Я вспомнил мою сомнамбулическую беседу с Исидорой Викторовной. Беседу на квартире у Лиды. Вспомнил (выставил на свет сознания) не всю эту беседу, я оставил в надлежащей для них темноте свой сомнамбулизм, свою грусть перед пустотой телефонных будок у дома Вероники, я оставил все это лежать и нежиться в ночи неопределенных волнений. Оставил до поры до времени, которые, может быть, и не настанут вовсе. Я вспомнил только то, что было необходимо в данный момент. Финальный аккорд, последний совет Исидоры Викторовны. Ее безошибочный перст указал тогда на Витю Лаврентьева. Исидора Викторовна не могла знать, что в данной, ситуации Витя Лаврентьев реально означает для меня Григория Николаевича Стриженова. Этого (именно фамилии Стриженова) она знать не могла, но точным было ее указание, что Витя Лаврентьев означает что-то реальное.
Я отказался от предложения Стриженова о превращении моделирующей программы в испытательный полигон для новых вариантов транслятора. Я отказался от предложения Исидоры Викторовны замолвить за меня словечко перед академиком Котовым. Давиду Иоселиани отказали в лаборатории.
Мои два отказа были решениями правильными. В обоих случаях я сделал правильный выбор, но в обоих случаях выбор был чисто негативен и потому не разрешал ситуации. Относительно отказа Давиду я ничего не знал о его правильности или неправильности, обоснованности или случайности. Об этом отказе я не знал ничего, кроме того, что он действительно имел место. А это, наверное, единственное, что мне о нем и надо знать. Этот отказ как раз и создал ту ситуацию, которую были призваны разрешить мои разговоры со Стриженовым и с Исидорой Викторовной. Разговоры, в которых я сделал правильный выбор, но которые принесли только отрицательный эффект.

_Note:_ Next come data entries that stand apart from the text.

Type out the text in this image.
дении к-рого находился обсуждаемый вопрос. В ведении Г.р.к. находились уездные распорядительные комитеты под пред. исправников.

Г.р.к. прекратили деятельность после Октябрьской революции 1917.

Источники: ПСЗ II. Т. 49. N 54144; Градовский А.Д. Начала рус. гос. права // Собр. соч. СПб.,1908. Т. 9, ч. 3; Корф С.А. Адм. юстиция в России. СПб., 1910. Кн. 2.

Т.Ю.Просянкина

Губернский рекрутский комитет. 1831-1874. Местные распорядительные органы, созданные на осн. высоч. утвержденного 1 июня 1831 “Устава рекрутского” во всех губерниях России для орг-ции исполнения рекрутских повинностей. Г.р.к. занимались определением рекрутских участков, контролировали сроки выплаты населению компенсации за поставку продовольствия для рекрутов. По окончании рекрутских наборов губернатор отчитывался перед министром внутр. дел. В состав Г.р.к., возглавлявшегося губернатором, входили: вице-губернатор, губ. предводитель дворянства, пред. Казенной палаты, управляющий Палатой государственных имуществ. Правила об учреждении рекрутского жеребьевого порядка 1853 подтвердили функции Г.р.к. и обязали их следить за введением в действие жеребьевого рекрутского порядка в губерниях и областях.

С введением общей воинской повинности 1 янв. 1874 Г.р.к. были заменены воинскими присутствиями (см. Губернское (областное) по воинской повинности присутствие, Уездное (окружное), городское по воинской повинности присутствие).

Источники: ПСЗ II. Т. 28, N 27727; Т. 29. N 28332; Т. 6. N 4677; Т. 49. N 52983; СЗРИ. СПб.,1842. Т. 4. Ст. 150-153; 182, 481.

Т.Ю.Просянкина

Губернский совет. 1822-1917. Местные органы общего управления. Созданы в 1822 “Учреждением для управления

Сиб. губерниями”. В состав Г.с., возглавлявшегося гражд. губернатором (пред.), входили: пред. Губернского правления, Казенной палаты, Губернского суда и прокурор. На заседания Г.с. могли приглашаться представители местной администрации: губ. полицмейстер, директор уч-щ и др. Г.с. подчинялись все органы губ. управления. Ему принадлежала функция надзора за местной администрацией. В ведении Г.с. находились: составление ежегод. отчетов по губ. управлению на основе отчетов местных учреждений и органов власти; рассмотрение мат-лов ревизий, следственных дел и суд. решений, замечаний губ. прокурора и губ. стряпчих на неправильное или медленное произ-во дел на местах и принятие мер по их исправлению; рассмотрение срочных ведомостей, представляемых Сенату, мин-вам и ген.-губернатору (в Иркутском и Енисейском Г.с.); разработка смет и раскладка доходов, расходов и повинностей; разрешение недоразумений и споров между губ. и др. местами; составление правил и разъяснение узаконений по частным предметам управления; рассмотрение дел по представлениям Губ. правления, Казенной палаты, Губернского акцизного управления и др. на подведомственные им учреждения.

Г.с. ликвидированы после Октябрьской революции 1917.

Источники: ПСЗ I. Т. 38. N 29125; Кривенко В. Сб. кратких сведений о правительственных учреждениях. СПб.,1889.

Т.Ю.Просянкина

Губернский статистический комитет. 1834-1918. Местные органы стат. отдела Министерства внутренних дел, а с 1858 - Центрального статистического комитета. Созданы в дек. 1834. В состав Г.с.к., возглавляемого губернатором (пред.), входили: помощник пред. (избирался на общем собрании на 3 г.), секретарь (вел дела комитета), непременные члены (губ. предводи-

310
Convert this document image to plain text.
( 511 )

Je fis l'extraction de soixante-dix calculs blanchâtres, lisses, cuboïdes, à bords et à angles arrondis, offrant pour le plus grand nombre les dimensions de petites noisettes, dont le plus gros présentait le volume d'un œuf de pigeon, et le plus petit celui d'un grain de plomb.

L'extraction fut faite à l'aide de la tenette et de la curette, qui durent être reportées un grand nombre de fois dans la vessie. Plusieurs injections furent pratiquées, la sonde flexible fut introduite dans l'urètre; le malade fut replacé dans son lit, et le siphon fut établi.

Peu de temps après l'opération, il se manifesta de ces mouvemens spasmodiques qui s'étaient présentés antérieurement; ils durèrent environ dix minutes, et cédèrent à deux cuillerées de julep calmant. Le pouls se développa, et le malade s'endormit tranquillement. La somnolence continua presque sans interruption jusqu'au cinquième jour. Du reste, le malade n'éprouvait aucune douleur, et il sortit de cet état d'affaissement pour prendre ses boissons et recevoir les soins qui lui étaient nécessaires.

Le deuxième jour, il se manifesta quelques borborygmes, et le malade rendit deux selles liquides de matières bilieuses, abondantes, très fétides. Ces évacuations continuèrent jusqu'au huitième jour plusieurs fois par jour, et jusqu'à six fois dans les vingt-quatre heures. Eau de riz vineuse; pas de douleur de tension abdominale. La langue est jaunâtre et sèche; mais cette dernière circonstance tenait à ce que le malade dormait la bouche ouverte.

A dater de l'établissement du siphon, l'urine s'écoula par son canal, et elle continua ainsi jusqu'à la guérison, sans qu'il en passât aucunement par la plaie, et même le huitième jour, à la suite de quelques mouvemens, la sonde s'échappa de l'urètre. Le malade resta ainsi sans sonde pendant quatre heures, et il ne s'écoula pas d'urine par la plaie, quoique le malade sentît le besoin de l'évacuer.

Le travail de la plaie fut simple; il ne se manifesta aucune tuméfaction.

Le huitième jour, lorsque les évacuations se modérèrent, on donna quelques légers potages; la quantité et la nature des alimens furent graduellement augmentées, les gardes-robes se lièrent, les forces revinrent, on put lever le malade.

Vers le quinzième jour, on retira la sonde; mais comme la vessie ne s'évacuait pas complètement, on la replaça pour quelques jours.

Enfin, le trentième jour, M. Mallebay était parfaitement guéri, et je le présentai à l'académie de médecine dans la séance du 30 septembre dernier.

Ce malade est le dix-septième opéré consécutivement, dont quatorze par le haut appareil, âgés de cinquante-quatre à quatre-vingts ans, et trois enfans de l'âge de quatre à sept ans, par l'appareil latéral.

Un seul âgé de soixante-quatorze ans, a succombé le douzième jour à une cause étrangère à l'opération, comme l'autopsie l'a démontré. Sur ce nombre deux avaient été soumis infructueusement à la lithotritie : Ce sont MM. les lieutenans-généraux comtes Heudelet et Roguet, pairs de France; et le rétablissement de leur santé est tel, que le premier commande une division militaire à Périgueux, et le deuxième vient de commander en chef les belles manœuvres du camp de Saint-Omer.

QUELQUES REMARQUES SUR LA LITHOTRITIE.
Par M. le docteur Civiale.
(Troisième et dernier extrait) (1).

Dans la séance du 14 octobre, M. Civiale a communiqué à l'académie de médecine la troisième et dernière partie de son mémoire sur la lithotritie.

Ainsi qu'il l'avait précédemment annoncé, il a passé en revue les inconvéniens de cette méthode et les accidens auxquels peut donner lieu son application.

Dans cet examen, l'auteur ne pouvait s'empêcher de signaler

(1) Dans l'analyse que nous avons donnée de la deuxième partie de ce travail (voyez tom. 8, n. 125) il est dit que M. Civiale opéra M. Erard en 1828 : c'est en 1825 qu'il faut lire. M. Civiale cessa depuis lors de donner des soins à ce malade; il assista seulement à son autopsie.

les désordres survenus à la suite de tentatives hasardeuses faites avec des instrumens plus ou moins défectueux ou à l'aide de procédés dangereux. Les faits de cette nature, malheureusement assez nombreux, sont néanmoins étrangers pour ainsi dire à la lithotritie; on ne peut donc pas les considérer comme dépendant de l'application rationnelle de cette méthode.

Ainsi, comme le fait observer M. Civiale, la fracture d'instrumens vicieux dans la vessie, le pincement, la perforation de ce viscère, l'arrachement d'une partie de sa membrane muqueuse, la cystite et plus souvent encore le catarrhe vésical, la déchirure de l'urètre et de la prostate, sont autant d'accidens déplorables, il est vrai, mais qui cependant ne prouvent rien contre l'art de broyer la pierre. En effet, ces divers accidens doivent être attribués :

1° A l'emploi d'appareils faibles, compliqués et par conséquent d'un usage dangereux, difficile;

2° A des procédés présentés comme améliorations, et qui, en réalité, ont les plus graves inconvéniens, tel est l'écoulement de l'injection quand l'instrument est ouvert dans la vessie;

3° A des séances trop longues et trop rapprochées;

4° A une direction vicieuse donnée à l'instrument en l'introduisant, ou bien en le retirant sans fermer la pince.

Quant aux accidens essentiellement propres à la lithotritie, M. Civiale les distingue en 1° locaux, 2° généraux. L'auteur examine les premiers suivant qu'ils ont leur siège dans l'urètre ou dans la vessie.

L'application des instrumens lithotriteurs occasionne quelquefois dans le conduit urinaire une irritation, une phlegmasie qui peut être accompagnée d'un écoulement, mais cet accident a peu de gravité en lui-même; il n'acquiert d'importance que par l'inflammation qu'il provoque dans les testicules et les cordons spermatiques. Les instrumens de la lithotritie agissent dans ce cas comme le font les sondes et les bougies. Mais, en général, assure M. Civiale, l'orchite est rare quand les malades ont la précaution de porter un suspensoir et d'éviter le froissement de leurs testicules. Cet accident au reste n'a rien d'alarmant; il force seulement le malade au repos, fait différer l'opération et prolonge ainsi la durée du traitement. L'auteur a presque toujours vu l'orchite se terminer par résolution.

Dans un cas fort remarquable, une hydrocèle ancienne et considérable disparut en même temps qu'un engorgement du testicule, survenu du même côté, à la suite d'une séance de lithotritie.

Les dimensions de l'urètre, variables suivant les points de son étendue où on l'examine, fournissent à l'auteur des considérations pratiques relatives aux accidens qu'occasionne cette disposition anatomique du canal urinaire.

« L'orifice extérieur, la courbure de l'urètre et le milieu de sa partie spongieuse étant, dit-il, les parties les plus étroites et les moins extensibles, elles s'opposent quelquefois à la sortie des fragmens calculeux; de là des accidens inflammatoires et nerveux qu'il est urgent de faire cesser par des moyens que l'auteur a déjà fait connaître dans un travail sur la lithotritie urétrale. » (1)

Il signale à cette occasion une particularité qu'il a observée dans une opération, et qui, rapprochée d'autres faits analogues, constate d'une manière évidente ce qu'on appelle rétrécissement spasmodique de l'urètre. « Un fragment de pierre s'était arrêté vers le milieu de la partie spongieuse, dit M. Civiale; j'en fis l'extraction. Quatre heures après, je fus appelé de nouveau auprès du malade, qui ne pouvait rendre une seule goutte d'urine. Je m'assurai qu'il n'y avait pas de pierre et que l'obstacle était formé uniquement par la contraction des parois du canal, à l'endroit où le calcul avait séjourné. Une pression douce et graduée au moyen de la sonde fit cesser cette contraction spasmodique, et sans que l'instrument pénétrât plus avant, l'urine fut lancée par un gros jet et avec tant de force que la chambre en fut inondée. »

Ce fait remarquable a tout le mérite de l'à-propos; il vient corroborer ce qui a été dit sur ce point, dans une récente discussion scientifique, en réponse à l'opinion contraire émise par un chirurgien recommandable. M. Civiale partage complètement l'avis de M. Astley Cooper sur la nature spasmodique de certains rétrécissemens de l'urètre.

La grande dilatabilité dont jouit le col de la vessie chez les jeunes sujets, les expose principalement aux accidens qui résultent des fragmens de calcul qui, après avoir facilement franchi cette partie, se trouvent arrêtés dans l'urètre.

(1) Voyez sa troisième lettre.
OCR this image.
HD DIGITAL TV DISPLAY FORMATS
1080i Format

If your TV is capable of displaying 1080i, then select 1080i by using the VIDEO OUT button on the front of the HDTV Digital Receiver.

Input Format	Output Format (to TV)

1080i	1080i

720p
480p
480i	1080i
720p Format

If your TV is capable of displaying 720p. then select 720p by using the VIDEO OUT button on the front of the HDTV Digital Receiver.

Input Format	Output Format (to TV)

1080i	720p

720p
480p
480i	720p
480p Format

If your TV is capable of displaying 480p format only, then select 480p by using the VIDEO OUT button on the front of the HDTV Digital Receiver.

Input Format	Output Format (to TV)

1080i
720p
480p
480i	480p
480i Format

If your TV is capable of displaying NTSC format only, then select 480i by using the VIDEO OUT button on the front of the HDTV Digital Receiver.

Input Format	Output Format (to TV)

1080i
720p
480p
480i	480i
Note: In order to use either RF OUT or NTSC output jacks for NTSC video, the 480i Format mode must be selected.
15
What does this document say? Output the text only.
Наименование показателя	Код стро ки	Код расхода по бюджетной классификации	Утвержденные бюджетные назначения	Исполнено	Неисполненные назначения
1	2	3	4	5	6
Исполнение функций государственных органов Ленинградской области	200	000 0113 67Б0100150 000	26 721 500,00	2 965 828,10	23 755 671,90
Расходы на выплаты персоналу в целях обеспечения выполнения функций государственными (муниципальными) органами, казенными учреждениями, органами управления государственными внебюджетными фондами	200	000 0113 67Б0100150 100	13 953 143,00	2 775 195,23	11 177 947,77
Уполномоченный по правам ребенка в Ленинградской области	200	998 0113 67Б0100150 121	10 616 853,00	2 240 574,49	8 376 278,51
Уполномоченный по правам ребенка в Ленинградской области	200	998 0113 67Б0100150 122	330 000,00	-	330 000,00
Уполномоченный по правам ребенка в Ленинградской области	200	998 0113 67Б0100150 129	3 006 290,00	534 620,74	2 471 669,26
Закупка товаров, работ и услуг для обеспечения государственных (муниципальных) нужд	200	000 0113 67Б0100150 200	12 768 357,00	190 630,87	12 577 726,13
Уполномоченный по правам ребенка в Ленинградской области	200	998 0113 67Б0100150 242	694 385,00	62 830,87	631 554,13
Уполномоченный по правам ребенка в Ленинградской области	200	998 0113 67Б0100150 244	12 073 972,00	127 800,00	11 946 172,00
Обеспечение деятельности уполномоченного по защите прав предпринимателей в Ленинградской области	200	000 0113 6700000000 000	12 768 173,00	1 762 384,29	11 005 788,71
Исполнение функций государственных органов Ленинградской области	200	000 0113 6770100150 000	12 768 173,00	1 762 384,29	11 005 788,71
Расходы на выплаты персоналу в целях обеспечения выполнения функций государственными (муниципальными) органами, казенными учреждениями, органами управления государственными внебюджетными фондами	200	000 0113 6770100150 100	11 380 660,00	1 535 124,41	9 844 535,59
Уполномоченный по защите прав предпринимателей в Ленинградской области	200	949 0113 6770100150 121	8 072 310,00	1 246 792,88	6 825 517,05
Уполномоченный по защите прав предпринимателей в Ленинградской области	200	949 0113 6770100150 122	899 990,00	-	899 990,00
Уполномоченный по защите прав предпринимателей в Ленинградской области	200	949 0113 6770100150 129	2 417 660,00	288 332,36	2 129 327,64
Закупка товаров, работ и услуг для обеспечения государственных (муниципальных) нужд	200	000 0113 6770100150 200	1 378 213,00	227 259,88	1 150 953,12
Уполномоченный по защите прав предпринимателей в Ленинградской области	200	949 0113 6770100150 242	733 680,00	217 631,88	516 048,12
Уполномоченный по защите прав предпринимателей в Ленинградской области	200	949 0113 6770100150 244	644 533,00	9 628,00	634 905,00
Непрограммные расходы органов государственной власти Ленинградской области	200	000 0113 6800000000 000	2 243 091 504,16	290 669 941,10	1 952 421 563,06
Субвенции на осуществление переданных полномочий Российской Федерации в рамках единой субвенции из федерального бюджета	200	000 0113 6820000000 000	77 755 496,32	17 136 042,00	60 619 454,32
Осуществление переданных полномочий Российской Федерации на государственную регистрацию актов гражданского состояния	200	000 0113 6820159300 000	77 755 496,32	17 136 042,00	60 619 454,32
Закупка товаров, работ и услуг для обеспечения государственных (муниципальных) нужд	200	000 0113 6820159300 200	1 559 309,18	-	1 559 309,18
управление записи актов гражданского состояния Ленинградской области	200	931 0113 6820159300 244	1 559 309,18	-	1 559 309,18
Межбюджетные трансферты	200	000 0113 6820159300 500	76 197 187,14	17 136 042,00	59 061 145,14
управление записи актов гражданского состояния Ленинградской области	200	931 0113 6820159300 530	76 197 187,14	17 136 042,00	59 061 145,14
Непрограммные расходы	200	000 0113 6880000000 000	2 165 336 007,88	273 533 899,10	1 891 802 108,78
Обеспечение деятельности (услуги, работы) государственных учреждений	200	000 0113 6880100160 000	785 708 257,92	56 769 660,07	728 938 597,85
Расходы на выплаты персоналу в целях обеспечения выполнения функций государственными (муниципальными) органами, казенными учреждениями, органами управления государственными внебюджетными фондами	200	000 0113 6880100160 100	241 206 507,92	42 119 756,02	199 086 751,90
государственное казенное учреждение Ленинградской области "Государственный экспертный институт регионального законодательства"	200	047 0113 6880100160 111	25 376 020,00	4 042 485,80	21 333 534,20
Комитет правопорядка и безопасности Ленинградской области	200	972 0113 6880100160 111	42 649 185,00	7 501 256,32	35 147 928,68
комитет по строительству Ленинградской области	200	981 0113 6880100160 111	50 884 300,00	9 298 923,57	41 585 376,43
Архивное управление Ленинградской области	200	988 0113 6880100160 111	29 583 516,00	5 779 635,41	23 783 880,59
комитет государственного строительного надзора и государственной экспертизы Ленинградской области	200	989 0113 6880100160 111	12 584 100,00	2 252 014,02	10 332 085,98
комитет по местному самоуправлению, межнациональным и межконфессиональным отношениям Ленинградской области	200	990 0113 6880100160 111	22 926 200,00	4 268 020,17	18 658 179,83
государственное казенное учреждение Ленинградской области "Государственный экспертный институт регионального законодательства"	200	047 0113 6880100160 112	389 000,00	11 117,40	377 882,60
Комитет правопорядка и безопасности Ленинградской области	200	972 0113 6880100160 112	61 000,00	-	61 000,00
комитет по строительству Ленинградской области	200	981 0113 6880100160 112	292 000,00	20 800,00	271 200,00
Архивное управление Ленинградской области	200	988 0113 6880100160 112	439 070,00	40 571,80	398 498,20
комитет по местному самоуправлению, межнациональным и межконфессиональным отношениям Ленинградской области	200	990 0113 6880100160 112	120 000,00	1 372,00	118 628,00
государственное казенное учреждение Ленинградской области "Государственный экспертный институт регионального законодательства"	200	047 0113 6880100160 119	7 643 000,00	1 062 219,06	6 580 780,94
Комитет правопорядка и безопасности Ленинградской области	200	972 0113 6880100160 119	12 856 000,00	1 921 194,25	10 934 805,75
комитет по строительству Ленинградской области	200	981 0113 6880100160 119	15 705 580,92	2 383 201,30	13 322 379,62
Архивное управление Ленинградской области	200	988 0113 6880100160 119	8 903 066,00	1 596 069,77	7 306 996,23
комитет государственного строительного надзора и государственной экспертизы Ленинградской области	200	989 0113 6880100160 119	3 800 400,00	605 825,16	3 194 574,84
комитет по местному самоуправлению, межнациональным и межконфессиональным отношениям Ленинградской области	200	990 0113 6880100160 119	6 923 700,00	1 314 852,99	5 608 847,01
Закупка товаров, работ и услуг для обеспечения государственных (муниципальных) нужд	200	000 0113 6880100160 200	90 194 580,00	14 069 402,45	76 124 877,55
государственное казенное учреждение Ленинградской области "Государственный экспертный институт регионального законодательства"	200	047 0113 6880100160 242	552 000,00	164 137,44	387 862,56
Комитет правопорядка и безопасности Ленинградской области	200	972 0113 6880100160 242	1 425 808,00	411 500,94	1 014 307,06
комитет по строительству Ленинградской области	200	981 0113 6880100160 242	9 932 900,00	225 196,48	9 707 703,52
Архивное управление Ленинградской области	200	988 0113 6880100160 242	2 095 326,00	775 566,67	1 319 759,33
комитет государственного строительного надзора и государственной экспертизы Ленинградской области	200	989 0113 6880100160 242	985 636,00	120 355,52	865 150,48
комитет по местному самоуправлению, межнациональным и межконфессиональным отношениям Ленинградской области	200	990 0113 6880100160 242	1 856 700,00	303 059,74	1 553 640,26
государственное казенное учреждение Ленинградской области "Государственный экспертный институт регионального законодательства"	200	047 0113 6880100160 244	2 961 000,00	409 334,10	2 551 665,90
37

Только отрицательный? Да, если не считать единственно позитивного: последнего совета Исидоры Викторовны. Реально все это означало, все это указывало на Григория Николаевича Стриженова. Все-таки и еще раз на Стриженова.
Я зашел в отдел транслятора. В большой комнате отдела находился один Витя, спокойно углубившийся в изучение гигантского рулона с распечатками. Я поздоровался с ним и вопросительно взглянул на дверь, отделяющую комнату начотдела.
— Шеф сегодня трудится на дому, — сказал Лаврентьев. — Вот его телефон. Он просил позвонить, если у кого что к нему будет.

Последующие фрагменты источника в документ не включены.